Another school shooting. Another atrocity. Another community traumatized by the deaths of children and those who have devoted their lives to guiding them. This time it was just an hour outside of Metro Atlanta, my hometown. This time, in Winder, Ga., a small town, where it is always assumed that this kind of stuff just doesn’t happen, a 14-year-old went on a shooting rampage killing 4 people and injuring at least 9 others at Apalachee High School. As I read the stories in horror, I felt a familiar rage–a rage no one would face in a country with reasonable gun laws. I challenged myself to try to remember the first time I heard about a school shooting. Ah, that’s right…I was just 10 years old. I’m 36 years old now and I have a lifetime of memories of school gun violence.. In the United States of America, stories of school gun violence accompanied me as I rushed home before the streetlights came on in the 90s, as I bought the latest CD from my favorite artist in the 2000s, and as I squeezed into my skinny jeans in the 2010s. Enraged and numb all at the same time, I ask when will enough be enough, how many children do we have to lose, and how many communities will we allow gun violence to destroy? How can we let our children grow up accompanied by this madness?
On April 20th, 1999, I was 10 years old sitting under the dryer at my childhood hair salon for what seemed like an eternity. I had just gotten out of school and came to get my hair done with my Mom. I vividly remember the lively salon all of a sudden going eerily quiet as my hair stylist turned up the TV to hear about what we know of today as the Columbine High School Massacre. At the time I did not truly understand the magnitude of what had happened, but I did know that something was very, very wrong. I remember how my school changed from a place where strangers could walk into the front office and sign the visitor’s list to badge-access-only entrances and the sudden arrival of “No Weapons on School Property” signs At that time though, Columbine seemed as though it was going to be the exception and that there was no way that something so appalling could happen twice. If only that were true. While U.S. school shootings date back historically to 1860, The Columbine Massacre was the beginning of a new violent era that seems to have no end in sight.

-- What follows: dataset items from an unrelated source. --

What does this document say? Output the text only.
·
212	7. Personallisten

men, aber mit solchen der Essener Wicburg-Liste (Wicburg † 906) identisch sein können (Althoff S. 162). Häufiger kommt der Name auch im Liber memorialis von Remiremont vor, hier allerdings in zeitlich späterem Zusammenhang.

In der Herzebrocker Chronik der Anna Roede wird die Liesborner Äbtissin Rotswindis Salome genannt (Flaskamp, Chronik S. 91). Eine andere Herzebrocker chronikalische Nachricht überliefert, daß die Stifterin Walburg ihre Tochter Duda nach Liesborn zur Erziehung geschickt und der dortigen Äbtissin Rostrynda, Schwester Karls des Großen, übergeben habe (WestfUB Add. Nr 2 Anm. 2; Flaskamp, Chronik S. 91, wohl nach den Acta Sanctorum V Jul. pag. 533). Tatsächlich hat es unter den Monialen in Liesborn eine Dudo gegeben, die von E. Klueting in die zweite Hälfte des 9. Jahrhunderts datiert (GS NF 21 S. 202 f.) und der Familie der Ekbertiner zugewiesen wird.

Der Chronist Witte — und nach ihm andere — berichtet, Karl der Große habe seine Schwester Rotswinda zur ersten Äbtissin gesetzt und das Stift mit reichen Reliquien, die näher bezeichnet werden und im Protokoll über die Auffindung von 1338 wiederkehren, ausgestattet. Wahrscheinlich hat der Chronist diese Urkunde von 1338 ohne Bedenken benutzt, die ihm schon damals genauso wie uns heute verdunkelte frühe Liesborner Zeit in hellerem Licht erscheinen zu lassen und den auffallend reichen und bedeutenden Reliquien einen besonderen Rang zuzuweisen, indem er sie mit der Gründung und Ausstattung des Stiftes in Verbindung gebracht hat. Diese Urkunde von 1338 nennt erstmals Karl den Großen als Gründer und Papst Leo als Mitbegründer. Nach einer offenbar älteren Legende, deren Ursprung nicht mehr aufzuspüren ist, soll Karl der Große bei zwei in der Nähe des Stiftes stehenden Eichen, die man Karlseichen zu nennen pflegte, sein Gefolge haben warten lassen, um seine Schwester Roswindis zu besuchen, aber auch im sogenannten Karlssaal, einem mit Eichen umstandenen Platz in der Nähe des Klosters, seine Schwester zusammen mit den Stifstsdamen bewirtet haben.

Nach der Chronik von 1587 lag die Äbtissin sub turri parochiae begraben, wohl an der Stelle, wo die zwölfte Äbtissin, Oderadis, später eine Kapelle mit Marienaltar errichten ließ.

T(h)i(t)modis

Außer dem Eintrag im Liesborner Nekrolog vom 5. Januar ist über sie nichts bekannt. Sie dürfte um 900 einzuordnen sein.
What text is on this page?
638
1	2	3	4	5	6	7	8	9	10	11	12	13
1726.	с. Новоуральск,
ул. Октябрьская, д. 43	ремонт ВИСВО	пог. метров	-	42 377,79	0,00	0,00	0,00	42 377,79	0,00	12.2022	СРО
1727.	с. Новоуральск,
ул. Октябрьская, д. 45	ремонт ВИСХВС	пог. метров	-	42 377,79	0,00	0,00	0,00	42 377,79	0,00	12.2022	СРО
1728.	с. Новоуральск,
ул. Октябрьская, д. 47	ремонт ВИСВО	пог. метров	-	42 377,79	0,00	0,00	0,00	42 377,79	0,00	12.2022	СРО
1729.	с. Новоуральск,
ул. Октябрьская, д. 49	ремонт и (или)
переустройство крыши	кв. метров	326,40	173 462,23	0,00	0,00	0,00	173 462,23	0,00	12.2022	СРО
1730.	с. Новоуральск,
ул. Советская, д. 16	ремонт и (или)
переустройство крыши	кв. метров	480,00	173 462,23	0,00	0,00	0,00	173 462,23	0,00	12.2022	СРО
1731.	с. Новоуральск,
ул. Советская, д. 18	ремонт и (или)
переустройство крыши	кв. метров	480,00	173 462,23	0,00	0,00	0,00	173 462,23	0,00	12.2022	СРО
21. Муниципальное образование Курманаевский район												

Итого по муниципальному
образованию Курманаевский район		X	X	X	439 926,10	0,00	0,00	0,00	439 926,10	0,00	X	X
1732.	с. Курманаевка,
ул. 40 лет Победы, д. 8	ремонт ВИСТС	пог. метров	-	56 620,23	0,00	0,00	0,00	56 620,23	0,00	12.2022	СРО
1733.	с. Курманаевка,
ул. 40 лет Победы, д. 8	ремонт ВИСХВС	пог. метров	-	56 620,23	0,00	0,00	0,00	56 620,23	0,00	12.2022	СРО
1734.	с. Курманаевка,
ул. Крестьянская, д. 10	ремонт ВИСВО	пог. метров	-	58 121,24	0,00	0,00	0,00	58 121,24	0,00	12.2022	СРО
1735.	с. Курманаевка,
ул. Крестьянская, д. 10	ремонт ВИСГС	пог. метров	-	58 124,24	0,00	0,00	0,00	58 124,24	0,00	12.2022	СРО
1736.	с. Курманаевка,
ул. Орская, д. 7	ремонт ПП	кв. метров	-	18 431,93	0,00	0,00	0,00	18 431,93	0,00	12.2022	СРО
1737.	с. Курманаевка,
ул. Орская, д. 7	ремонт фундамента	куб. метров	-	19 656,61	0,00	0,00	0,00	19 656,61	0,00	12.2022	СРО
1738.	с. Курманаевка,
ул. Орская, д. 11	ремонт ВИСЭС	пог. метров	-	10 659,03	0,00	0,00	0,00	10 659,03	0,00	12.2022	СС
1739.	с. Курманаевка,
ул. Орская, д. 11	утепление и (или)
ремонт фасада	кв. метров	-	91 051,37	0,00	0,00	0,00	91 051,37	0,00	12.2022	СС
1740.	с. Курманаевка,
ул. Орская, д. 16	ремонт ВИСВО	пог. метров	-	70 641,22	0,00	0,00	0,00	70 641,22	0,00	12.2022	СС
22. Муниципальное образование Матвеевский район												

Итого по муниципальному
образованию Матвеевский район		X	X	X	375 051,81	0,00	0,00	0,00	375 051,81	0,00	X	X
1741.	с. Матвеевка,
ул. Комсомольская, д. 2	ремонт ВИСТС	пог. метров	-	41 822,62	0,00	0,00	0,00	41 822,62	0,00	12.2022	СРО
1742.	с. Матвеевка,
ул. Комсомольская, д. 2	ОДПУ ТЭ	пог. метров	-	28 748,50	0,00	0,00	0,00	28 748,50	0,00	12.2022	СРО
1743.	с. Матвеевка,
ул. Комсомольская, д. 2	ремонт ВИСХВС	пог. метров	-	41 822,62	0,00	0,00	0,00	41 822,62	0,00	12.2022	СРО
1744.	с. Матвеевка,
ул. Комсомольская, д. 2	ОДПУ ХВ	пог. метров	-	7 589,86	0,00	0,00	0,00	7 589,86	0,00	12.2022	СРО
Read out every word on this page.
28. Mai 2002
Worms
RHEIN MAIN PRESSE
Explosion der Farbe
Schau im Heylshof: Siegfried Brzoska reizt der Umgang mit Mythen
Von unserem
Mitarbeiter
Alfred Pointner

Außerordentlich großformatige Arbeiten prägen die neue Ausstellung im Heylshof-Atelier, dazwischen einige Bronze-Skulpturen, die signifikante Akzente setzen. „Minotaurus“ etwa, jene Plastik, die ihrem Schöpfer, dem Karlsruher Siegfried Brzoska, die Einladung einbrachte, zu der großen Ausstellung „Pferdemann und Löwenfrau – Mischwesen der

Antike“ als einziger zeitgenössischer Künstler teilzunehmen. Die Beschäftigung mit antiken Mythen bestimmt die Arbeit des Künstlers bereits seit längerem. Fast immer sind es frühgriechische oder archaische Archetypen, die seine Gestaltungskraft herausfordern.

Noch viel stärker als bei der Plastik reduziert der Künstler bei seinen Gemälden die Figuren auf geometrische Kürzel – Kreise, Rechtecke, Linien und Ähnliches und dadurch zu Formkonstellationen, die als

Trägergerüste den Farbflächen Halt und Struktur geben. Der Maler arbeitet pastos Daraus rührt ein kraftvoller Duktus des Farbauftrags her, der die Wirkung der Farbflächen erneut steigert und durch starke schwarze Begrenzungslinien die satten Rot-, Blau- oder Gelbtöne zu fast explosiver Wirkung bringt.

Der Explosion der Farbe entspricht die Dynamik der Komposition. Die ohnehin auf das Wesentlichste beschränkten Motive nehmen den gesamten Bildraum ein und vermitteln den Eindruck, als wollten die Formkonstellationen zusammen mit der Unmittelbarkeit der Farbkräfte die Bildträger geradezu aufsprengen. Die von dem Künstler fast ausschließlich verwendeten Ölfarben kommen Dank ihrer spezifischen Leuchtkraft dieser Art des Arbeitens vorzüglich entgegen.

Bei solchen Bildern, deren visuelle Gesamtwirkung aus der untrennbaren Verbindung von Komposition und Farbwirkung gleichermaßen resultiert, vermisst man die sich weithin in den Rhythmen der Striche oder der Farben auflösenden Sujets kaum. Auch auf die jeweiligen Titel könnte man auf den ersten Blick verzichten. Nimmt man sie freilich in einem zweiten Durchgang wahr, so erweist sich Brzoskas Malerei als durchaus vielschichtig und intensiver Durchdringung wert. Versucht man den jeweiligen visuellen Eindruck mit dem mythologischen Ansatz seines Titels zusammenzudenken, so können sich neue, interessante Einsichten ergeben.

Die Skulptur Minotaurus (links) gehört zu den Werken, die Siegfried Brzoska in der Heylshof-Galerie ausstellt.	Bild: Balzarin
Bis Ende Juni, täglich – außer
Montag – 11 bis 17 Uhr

On December 14th, 2012, 279 school shootings later, I was a student in a college lecture hall daydreaming about what graduate school I was going to attend when a gunman barged into Sandy Hook Elementary and killed 26 people, 20 of those being precious first graders just trying to learn. On February 14th, 2018, I was a First Grade teacher having a blast in a classroom filled with my brilliant and loving students in Richmond, California as we shared the love during our Valentine’s Day party. This was also the day Marjorie Stoneman Douglas High School became a war zone as 17 students and teachers lost their lives at the hands of a former student in Parkland, Florida. Later that week, I was in the Principal’s office urging him to ensure all school doors were closed during school hours because security measures were at the bare minimum. Then came May 24th, 2022, you could find me celebrating the end of the school year with my class of 21 amazing First Graders as 21 people, 19 First Graders and 2 Teachers, lost their lives by yet another mass shooter at Robb Elementary in Uvalde, Texas. That same year, I had to report to my administration that one of my students, a 6-year-old, had a “Kill List” and threatened to execute it. In pure shock and disbelief, I urged the parents to get this student help, but no true intervention ever happened. It still haunts me as I think about the urgent end-of-the-year note I put in his file about his troubled thoughts, hoping that a future teacher would notice it. I often think of what the high school version of this student may do. On January 6th, 2023, a teacher was shot by her first grade student.
As a student, I always wondered if hiding under my desk would be enough to save me. As a teacher, I created my own exit strategy, prepared to toss my students out the window and run to safety in the event of a shooter. On September 5th, 2024, I am the parent of a rising kindergartener who does not trust U.S. schools to keep children safe, including my own, no matter the zip code, race, or socioeconomic status. There have been 416 school shootings and more than 383,000 children have experienced gun violence since Columbine. The #1 cause of death of U.S. children is gun violence. There have been 28 school shootings this year. The most recent school shooting was one day ago after Apalachee. Where do we go from here? How many more children will have to grow up in a state of terror and threat? How can we let this go on?
Excellent analysis through the eyes of an educator. My kids are no longer school-age but my heart goes out to those who do have kids in public schools.